Au Tchad par exemple, les forces de sécurité ont fait comprendre aux gestionnaires de l’école concernée que leur expulsion, bien que non justifiée, était préférable pour leur sécurité. « Le risque d’un rapatriement de force en Turquie dans l’un des avions avec lesquels Erdogan était venu semblait réel, rapporte Abdelkérim Mahamat Kreich, avocat du complexe international Bahar de N’Djamena. Leur expulsion était préférable. », a rapporté Médiapart.fr, dans son édition du 05 février 2018.

« On sent très bien qu’une décision objective sera difficile à obtenir au Tchad. Le salut ne viendra pas d’un juge indépendant », estime Abdelkérim Mahamat Kreich. « Mais quelle que soit la situation quasi désespérée de nos clients, nous voulons poser des actes, garder des traces », poursuit-il en annonçant de nouveaux recours en justice.
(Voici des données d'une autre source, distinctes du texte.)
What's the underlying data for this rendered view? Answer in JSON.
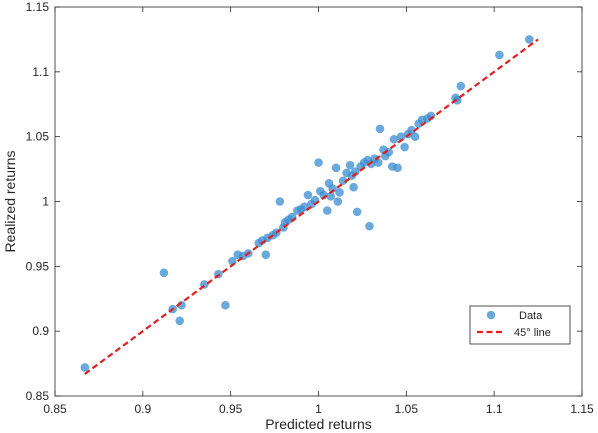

Au Niger, poursuit la même source, les autorités sont passées outre à un jugement du tribunal de grande instance de Niamey ordonnant à l’État « la cessation immédiate de ces troubles ». Le complexe scolaire Bédir avait été fermé « sans aucune procédure légale d’expropriation». L’occupation de son siège et « l’utilisation de ses biens meubles et corporels en l’absence de toute décision contraire constitue une voie de fait et un trouble manifestement illicite », avait jugé le tribunal.

Médiapart.fr note également qu’à Madagascar, en février 2017, « le service central de surveillance du territoire de la police a contrôlé les enseignants étrangers (essentiellement turcs) du lycée Lumière International et les ont informés que leurs visas étaient faux. Il s’est avéré que les enseignants avaient, comme d’autres, été victimes d’un réseau de faussaires, mais malgré l’intervention du Haut-Commissariat des Nations unies pour les réfugiés (HCR) et leur non-inculpation par le parquet d’Antananarivo, ils ont été expulsés. Quant à l’État du Sénégal, mal engagé dans une procédure judiciaire qu’il avait pourtant initiée, il s’est finalement retiré ».

Confiscations

Dans cet article sous le titre:  » En Afrique, la nouvelle ambition turque », Médiapart.fr fait remarquer que la troisième étape c’est le transfert des écoles à Maarif, avec expropriation.

« C’est purement et simplement du maquillage juridique pour opérer une confiscation politique dictée par Ankara. Juridiquement, c’est honteux », dénonce la direction d’Horizon éducation France citée par Médiapart. Cette société française proche des milieux gülénistes était entrée dans le capital de certaines des écoles menacées au plus fort de la tourmente, en espérant que les États ne s’en prendraient pas à des actionnaires étrangers. Pari perdu, sauf au Sénégal, où « les autorités se sont arrêtées en bout de chemin », résume Moussa Sarr, avocat de la société Yavuz Selim.

« Les écoles sont désormais vides mais toujours entre les mains des propriétaires, qui n’ont plus le droit d’exercer », a-t-il expliqué à Médiapart.

Selon ce média, Horizon éducation France attend désormais les suites d’une plainte déposée à la cour de justice de la Cédéao au Nigeria, l’un des pays ayant refusé de se plier aux fermetures d’écoles et expulsions de Turcs réclamées par Ankara. C’est également le cas du Liberia. Le pays a décidé d’« ouvrir une enquête pour déterminer la véracité des allégations portées contre l’école et ses propriétaires ». En attendant, « le système scolaire international Lumière de Turquie reste au Liberia une institution privée d’apprentissage et bénéficie de toutes les facilités fournies à toutes les institutions éducatives opérant dans le pays », a déclaré le ministère des affaires étrangères du Liberia en octobre 2017.

A tout prendre, le gouvernement congolais devrait, avant de procéder la confiscation non justifiée de l’école SAFAK au profit de Maarif, procéder à des investigations susceptibles de confirmer ou d’infirmer des accusations portées contre cette de l’Ong « AUBE » qui est du reste est respectueuse des engagements avec l’Etat congolais.

Par ailleurs, cette décision est dangereuse quant à la survie de ce patrimoine et pour le système éducatif congolais qui entend atteindre l’émergence. Que dire des citoyens congolais qui sont employés dans cet établissement! L’Etat congolais doit revenir à la raison car, l’avenir de la jeunesse est menacé.

En outre, les problèmes politiques turcs risquent de s’importer en RDC, un pays déjà fragilisé à cause de la multitude des groupes armés étrangers et locaux.